During the Bush Administration, Israel killed at least 3,107 innocent Palestinian civilians, according to the Israeli human rights organization B'Tselem. Israel also injured thousands more innocent Palestinians and destroyed billions of dollars of Palestinian civilian infrastructure including homes, schools, factories, government buildings, and even Palestine's only airport. The severity and scale of this killing and destruction were made possible by hi-tech U.S. weapons provided to Israel at taxpayer expense.
And during Obama's first year in office, Israel continued to misuse its stock of U.S. weapons to entrench its apartheid policies toward Palestinians by maintaining its illegal blockade of the Gaza Strip -- collectively punishing its 1.5 million Palestinian residents by severely restricting the flow of humanitarian relief -- and building illegal Israeli-only colonies on stolen Palestinian land in the West Bank and East Jerusalem.
It was exactly to prevent this kind of misuse of U.S. weapons that Congress passed the Arms Export Control Act, which strictly limits foreign countries from employing U.S. weapons for any purpose other than "internal security" or "legitimate self-defense." Building apartheid walls and colonies to maintain a foreign military occupation, enforcing a medieval blockade, and killing and injuring innocent civilians by the thousands certainly cannot be considered legitimate and is self-evidently not for domestic security.
Yet despite this clear misuse of U.S. weapons by Israel -- most evident recently during its December 2008-January 2009 attack on the Gaza Strip which killed more than 1,300 Palestinians in just three weeks -- both Congress and the Obama Administration have failed miserably to hold Israel accountable for its violations of the Arms Export Control Act and cut off weapons flows to it as required by the law.
A few lonely voices on Capitol Hill -- such as Rep. Brian Baird, Rep. Keith Ellison, and Rep. Dennis Kucinich -- have spoken up bravely and truthfully about the consequences of U.S. weapons transferred to Israel, which a 2009 Amnesty International report cited as literally "fuelling" the Israeli-Palestinian conflict.

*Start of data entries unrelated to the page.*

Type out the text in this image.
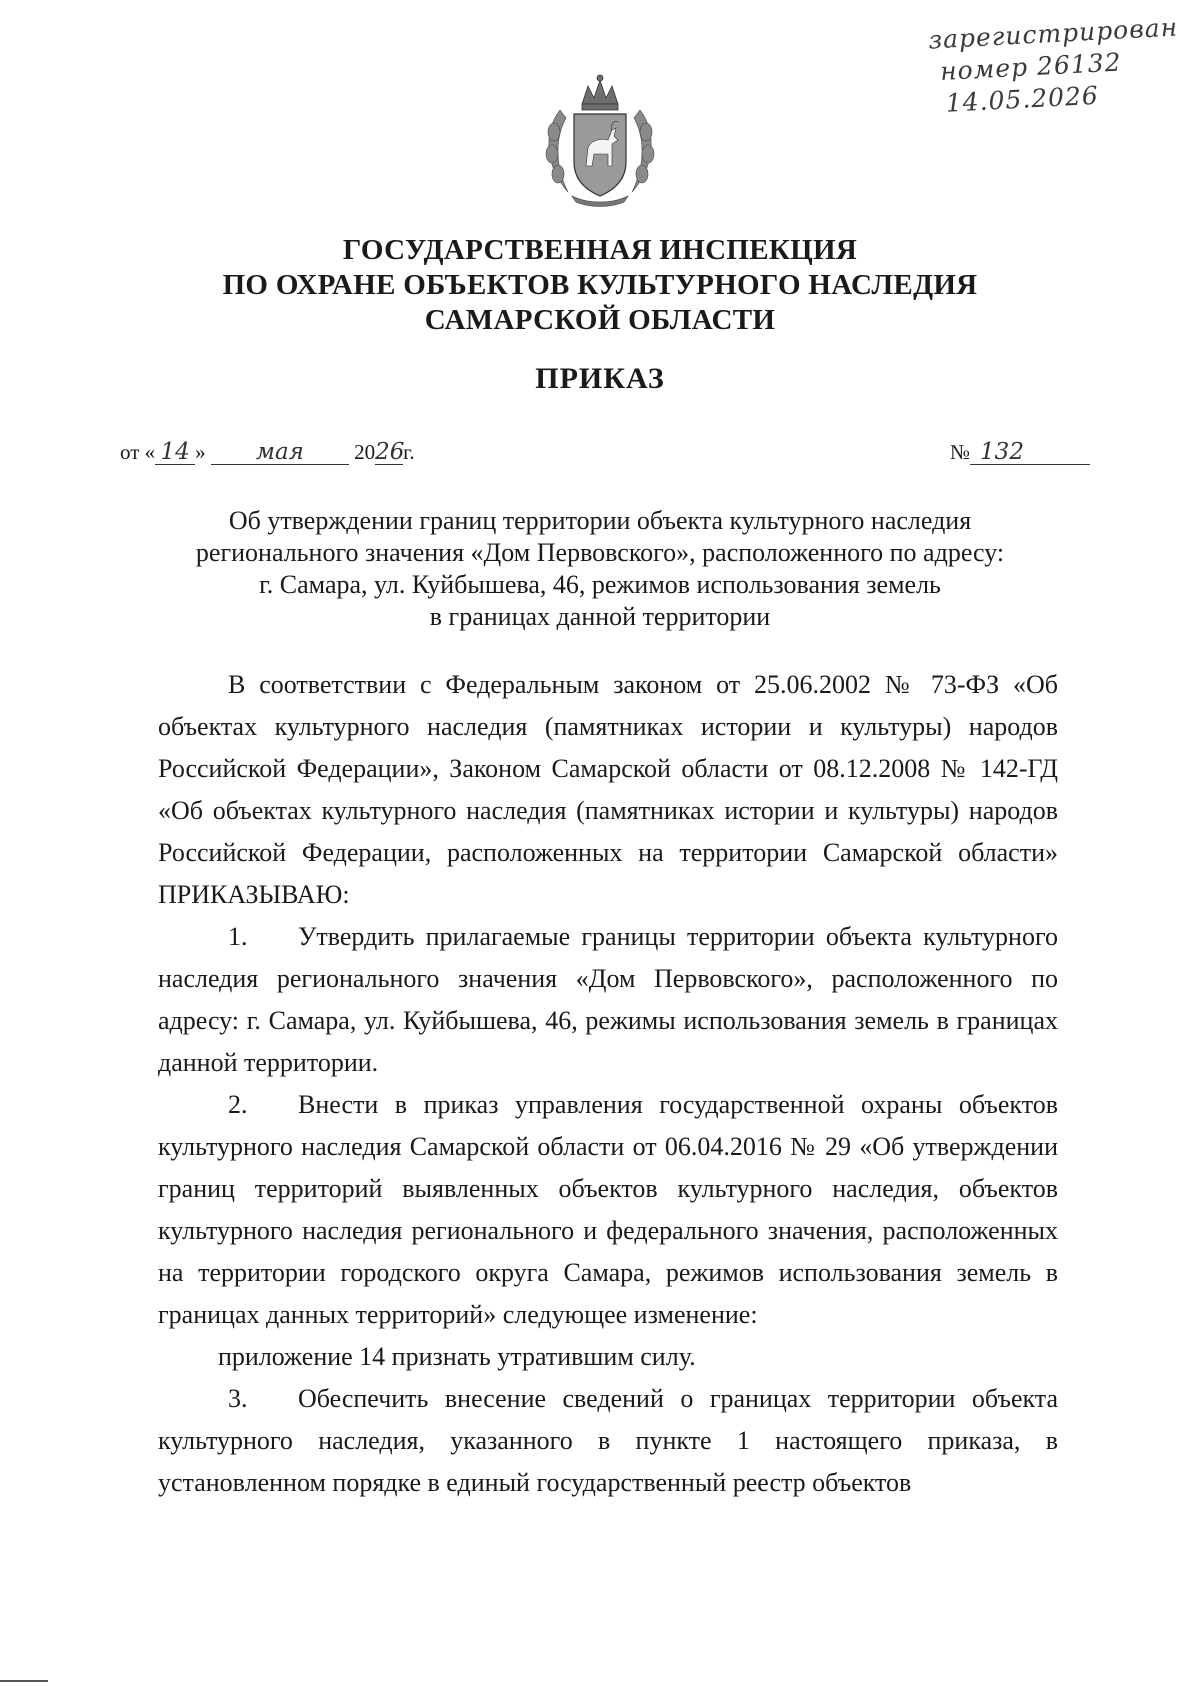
зарегистрирован
номер 26132
14.05.2026
ГОСУДАРСТВЕННАЯ ИНСПЕКЦИЯ
ПО ОХРАНЕ ОБЪЕКТОВ КУЛЬТУРНОГО НАСЛЕДИЯ
САМАРСКОЙ ОБЛАСТИ
ПРИКАЗ
от « 14 » мая 2026г.	№ 132
Об утверждении границ территории объекта культурного наследия
регионального значения «Дом Первовского», расположенного по адресу:
г. Самара, ул. Куйбышева, 46, режимов использования земель
в границах данной территории

В соответствии с Федеральным законом от 25.06.2002 № 73-ФЗ «Об объектах культурного наследия (памятниках истории и культуры) народов Российской Федерации», Законом Самарской области от 08.12.2008 № 142-ГД «Об объектах культурного наследия (памятниках истории и культуры) народов Российской Федерации, расположенных на территории Самарской области» ПРИКАЗЫВАЮ:

1. Утвердить прилагаемые границы территории объекта культурного наследия регионального значения «Дом Первовского», расположенного по адресу: г. Самара, ул. Куйбышева, 46, режимы использования земель в границах данной территории.

2. Внести в приказ управления государственной охраны объектов культурного наследия Самарской области от 06.04.2016 № 29 «Об утверждении границ территорий выявленных объектов культурного наследия, объектов культурного наследия регионального и федерального значения, расположенных на территории городского округа Самара, режимов использования земель в границах данных территорий» следующее изменение:

приложение 14 признать утратившим силу.

3. Обеспечить внесение сведений о границах территории объекта культурного наследия, указанного в пункте 1 настоящего приказа, в установленном порядке в единый государственный реестр объектов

Unfortunately, President Obama has paid no heed to these Members of Congress. When questioned at a recent town hall meeting in Tampa about the impact of U.S. military aid to Israel on Palestinian civilians, the normally articulate Obama appeared visibly flummoxed before sputtering, "Look, look, look, the Middle East is obviously an issue that has plagued the region for centuries." He then proceeded to duck the question with platitudes about peace.
The President's non-response to the question demonstrates that politicians prefer to turn a blind eye to the obvious incompatibility of trying to promote Israeli-Palestinian peace while giving Israel the weapons it needs to maintain its illegal occupation of Palestinian lands.
Before Congress gets to work on the President's budget request and considers transferring an additional $3 billion in weapons to Israel, it is long past overdue for the United States to reconsider whether we can afford this policy any longer.